Comment by xyzzy_plugh

Comment by xyzzy_plugh 3 days ago

5 replies

I can't help but wonder if, under extreme conditions, the universe has some sort of naturally occurring floating-point error conditions, where precision is naturally eroded and weird things can occur.

UltraSane 3 days ago

That would occur if a naked singularity could exist. If black holes have a singularity then you could remove the event horizon. In general relativity, the mathematical condition for the existence of a black hole with an event horizon is simple. It is given by the following inequality: M^2 > (J/M)^2 + Q^2, where M is the mass of the black hole, J is its angular momentum and Q is its charge.

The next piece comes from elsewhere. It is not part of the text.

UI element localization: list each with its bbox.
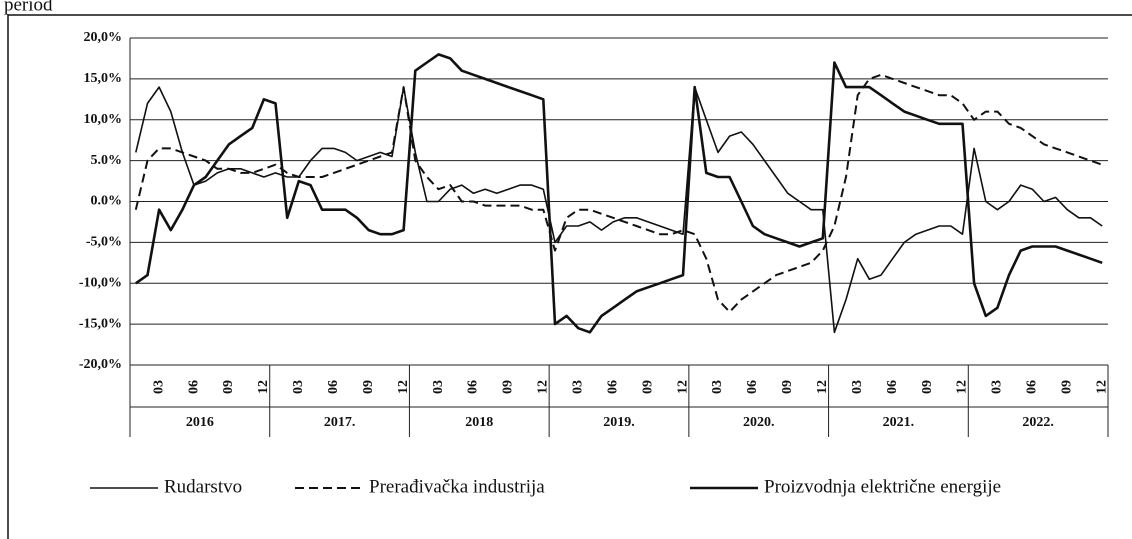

Getting rid of the event horizon is simply a question of increasing the angular momentum and/or charge of this object until the inequality is reversed. When that happens the event horizon disappears and the exotic object beneath emerges.

jfengel 3 days ago

I doubt it. Even the simplest physical system requires a truly insane number of basic operations. Practically everything is integrals-over-infinity. If there were implemented in a floating-point system, you'd need umpteen gazillion bits to avoid flagrant errors from happening all the time.

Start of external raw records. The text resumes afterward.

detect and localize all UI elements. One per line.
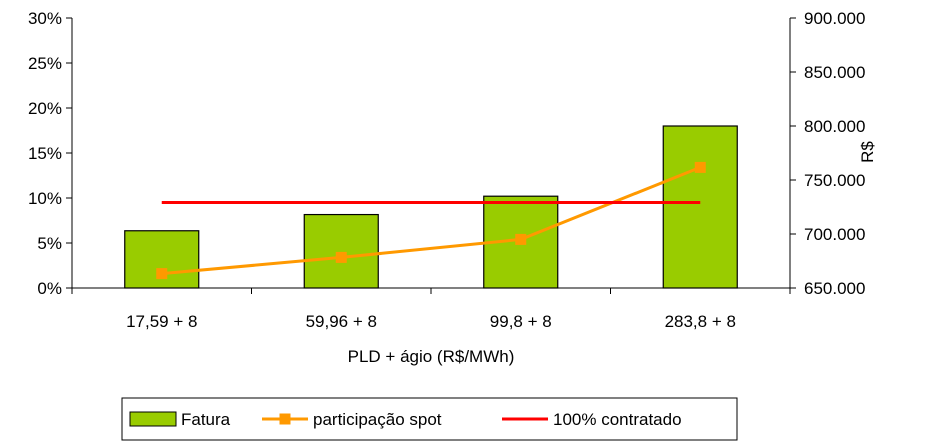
- y-right-tick-label: 900.000: [804, 9, 865, 28]
- y-right-axis-title: R$: [858, 141, 877, 163]
- marker-participacao-spot: [156, 268, 168, 280]
- marker-participacao-spot: [694, 161, 706, 173]
- y-left-tick-label: 0%: [37, 279, 62, 298]
- y-left-tick-label: 15%: [28, 144, 62, 163]
- legend: Fatura participação spot 100% contratado: [121, 397, 738, 441]
- y-right-tick-label: 850.000: [804, 63, 865, 82]
- line-participacao-spot: [161, 166, 701, 276]
- axes-layer: [66, 17, 796, 294]
- y-left-tick-label: 5%: [37, 234, 62, 253]
- bar-fatura: [303, 213, 379, 289]
- x-tick-label: 99,8 + 8: [490, 312, 552, 331]
- y-left-tick-label: 20%: [28, 99, 62, 118]
- legend-swatch-fatura: [129, 411, 177, 427]
- lines-layer: [156, 161, 706, 280]
- y-right-tick-label: 750.000: [804, 171, 865, 190]
- x-tick-label: 283,8 + 8: [665, 312, 736, 331]
- legend-label-fatura: Fatura: [181, 410, 231, 429]
- bar-fatura: [662, 125, 738, 289]
- x-tick-label: 17,59 + 8: [126, 312, 197, 331]
- y-right-tick-label: 650.000: [804, 279, 865, 298]
- legend-label-participacao-spot: participação spot: [313, 410, 442, 429]
- y-left-tick-label: 25%: [28, 54, 62, 73]
- marker-participacao-spot: [515, 233, 527, 245]
- legend-marker-participacao-spot: [279, 413, 291, 425]
- x-axis-title: PLD + ágio (R$/MWh): [348, 347, 515, 366]
- marker-participacao-spot: [335, 251, 347, 263]
- bars-layer: [124, 125, 738, 289]
- bar-fatura: [124, 230, 200, 289]
- y-left-tick-label: 30%: [28, 9, 62, 28]
- x-tick-label: 59,96 + 8: [306, 312, 377, 331]
- y-right-tick-label: 800.000: [804, 117, 865, 136]
- legend-label-100-contratado: 100% contratado: [553, 410, 682, 429]
- legend-box: [121, 397, 738, 441]
- labels-layer: 0% 5% 10% 15% 20% 25% 30% 650.000 700.000 750.000…: [28, 9, 865, 331]
- y-left-tick-label: 10%: [28, 189, 62, 208]
- y-right-tick-label: 700.000: [804, 225, 865, 244]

It's not impossible that the universe is somehow implemented in an "umpteen gazillion bits, but not more" system, but it strikes me as a lot more likely that it really is just a real-number calculation.

  • xyzzy_plugh 3 days ago

    Right, I don't mean literally floating-point errors, but something similar.

Hextinium 3 days ago

That could very well be what the quantum uncertainty principal is, floating point non deterministic errors. It also could just be drawing comparisons among different problem domains.

  • BlueTemplar 3 days ago

    The QUP is indeed what allows to quantize continuous equations with h, and once they have been turned into integers like this we can then meaningfully calculate our lack of information (aka 'entropy').